L’OIV indiquait en 2023 une hausse de 15 % en cinq ans de la production de vins à moins de 9 % vol., dans un contexte d’attentes croissantes des consommateurs (source : OIV, 2023).

Tendances innovantes et perspectives à venir : vers une vinification toujours plus « propre » ?

La pression réglementaire, la demande pour des produits « propres » et la généralisation de la traçabilité sont en train de transformer les pratiques de cave :

  • Remplacement progressif des intrants traditionnels (gélatine, caseine, ichtyocolle) par des alternatives végétales (protéines de pomme de terre, pois, etc.)
  • Innovations en matière de levures sélectionnées non-OGM, capables de limiter la production d’alcool tout en favorisant la diversité aromatique
  • Développement des analyses multi-résidus, outils de plus en plus accessibles (spectroscopie, plateformes PCR, etc.) pour certifier la pureté sanitaire du vin

La France s’est fixé, à travers le plan ECOPHYTO et les États généraux de l’alimentation, des objectifs ambitieux pour limiter de 50 % l’usage des produits phytosanitaires d’ici 2030. Cela aura nécessairement un écho dans la composition sanitaire du vin en sortie de cave.

Vinification et santé : quels repères pour le consommateur ?

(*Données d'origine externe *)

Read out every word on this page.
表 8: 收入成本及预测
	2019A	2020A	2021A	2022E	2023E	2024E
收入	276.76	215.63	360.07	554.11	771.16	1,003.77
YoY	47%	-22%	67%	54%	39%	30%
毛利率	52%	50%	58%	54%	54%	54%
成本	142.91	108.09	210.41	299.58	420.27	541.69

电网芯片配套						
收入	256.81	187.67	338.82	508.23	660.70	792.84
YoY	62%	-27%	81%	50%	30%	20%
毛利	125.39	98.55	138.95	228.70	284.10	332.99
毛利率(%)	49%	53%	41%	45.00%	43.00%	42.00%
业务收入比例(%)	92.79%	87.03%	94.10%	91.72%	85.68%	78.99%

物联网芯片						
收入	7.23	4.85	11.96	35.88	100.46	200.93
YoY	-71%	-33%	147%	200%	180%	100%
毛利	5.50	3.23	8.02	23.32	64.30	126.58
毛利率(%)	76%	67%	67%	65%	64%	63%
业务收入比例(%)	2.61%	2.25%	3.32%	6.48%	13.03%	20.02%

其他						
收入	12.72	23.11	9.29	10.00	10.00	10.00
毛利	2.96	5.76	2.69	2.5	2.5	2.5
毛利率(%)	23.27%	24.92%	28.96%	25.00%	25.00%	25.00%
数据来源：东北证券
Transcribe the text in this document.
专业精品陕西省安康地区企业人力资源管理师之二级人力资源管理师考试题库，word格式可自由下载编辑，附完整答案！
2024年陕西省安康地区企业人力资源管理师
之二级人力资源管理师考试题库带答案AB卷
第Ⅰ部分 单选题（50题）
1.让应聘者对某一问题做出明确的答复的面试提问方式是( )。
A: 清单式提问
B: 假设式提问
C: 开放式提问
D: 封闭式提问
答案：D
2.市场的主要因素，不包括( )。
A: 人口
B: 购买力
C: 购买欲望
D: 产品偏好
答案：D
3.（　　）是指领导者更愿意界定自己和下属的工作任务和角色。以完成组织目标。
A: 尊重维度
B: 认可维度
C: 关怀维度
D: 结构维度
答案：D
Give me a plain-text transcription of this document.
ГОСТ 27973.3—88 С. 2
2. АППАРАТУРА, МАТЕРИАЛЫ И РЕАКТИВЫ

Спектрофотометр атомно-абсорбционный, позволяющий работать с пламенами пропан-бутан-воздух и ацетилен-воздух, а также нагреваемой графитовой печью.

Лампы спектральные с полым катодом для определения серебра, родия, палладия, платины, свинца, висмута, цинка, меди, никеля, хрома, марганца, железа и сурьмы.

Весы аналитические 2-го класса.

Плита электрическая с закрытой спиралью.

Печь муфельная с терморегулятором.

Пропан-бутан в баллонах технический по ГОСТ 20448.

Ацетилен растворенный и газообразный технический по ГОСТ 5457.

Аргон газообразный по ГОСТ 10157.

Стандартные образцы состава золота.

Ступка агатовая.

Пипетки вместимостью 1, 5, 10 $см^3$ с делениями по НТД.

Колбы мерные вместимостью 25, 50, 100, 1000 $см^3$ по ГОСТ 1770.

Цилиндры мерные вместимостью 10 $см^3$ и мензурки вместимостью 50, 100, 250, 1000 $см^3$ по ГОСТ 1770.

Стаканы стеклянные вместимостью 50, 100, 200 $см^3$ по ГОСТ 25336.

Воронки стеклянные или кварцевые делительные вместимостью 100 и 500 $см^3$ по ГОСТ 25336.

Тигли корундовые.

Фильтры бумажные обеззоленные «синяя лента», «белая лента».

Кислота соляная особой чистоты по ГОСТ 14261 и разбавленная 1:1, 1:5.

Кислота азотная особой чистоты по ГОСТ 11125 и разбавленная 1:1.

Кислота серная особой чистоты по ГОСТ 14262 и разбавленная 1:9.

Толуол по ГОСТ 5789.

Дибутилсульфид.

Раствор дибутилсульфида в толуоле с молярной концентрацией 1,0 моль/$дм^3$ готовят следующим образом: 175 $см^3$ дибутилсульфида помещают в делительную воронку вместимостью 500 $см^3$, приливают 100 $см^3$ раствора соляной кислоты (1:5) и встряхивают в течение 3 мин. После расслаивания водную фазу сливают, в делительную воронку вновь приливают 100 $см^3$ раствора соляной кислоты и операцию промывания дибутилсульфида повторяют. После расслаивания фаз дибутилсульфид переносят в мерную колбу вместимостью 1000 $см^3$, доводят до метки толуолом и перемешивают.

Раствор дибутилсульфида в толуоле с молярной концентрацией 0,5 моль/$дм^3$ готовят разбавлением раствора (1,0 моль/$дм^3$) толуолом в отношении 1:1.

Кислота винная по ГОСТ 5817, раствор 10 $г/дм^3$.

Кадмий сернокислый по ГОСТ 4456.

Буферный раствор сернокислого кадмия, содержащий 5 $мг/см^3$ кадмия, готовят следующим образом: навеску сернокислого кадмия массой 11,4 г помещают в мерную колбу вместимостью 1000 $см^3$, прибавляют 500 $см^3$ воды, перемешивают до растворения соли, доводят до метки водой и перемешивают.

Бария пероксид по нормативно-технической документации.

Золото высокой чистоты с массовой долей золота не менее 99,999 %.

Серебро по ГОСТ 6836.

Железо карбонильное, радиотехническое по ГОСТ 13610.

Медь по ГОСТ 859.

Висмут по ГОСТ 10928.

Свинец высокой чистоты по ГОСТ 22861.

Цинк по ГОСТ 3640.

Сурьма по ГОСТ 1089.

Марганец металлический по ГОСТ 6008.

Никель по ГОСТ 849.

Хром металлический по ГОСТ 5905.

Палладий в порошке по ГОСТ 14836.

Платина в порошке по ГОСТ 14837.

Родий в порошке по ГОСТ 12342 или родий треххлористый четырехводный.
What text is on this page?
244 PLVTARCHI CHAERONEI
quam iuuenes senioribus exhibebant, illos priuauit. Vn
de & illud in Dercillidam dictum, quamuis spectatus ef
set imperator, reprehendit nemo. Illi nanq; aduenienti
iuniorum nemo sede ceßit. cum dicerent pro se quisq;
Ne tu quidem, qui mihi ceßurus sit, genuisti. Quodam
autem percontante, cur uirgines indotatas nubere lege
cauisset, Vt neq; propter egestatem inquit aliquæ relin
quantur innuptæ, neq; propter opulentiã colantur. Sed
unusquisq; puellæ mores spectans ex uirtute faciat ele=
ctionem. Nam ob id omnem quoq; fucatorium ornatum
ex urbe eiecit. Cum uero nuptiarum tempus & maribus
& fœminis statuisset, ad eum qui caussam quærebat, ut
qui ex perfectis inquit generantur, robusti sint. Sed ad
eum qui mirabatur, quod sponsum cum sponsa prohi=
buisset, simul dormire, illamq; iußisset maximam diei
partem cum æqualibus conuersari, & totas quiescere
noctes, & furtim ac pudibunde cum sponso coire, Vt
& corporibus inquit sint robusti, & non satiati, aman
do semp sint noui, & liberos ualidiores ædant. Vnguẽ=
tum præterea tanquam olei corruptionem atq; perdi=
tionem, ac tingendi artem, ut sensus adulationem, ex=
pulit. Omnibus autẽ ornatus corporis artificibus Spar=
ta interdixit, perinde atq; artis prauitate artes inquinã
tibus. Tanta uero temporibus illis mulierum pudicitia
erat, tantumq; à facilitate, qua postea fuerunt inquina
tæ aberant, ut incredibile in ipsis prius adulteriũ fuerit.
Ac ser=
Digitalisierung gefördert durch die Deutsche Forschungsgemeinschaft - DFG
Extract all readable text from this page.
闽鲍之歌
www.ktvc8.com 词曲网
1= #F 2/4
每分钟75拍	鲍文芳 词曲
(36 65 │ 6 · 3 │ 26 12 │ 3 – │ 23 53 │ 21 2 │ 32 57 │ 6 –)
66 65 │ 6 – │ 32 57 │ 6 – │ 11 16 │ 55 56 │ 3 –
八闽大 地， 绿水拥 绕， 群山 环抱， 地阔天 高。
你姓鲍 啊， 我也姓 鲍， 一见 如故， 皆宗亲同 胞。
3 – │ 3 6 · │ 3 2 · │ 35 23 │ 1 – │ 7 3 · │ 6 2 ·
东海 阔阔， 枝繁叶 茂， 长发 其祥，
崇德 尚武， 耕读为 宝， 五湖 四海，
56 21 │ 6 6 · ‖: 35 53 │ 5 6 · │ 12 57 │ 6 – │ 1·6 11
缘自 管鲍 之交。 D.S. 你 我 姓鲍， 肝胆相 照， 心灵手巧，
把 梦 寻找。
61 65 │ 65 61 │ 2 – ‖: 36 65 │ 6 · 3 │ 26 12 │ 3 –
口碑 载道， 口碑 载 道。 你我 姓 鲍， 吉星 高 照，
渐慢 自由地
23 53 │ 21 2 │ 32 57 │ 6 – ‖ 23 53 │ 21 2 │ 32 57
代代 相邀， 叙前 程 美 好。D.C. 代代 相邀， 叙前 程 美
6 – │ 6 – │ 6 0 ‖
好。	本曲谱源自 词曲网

  • L’étiquetage devient plus précis (quantité de SO, présence de substances allergènes…)
  • Labels : AB, Demeter, HVE fournissent quelques garanties supplémentaires
  • L’information sur l’origine, le terroir, les pratiques du producteur devient essentielle

Face à la complexité du lien entre vinification et santé, l’enjeu reste de privilégier des vins bien faits, transparents sur leurs méthodes, et bus avec modération. Les consommateurs disposent aujourd’hui, plus que jamais, des outils pour interroger et choisir leur vin sur la base de critères tangibles : résidus, additifs, allergènes, mais aussi qualités intrinsèques, comme la richesse en polyphénols. Un mouvement de fond qui fait du choix du vin, au-delà du plaisir, un véritable acte de conscience.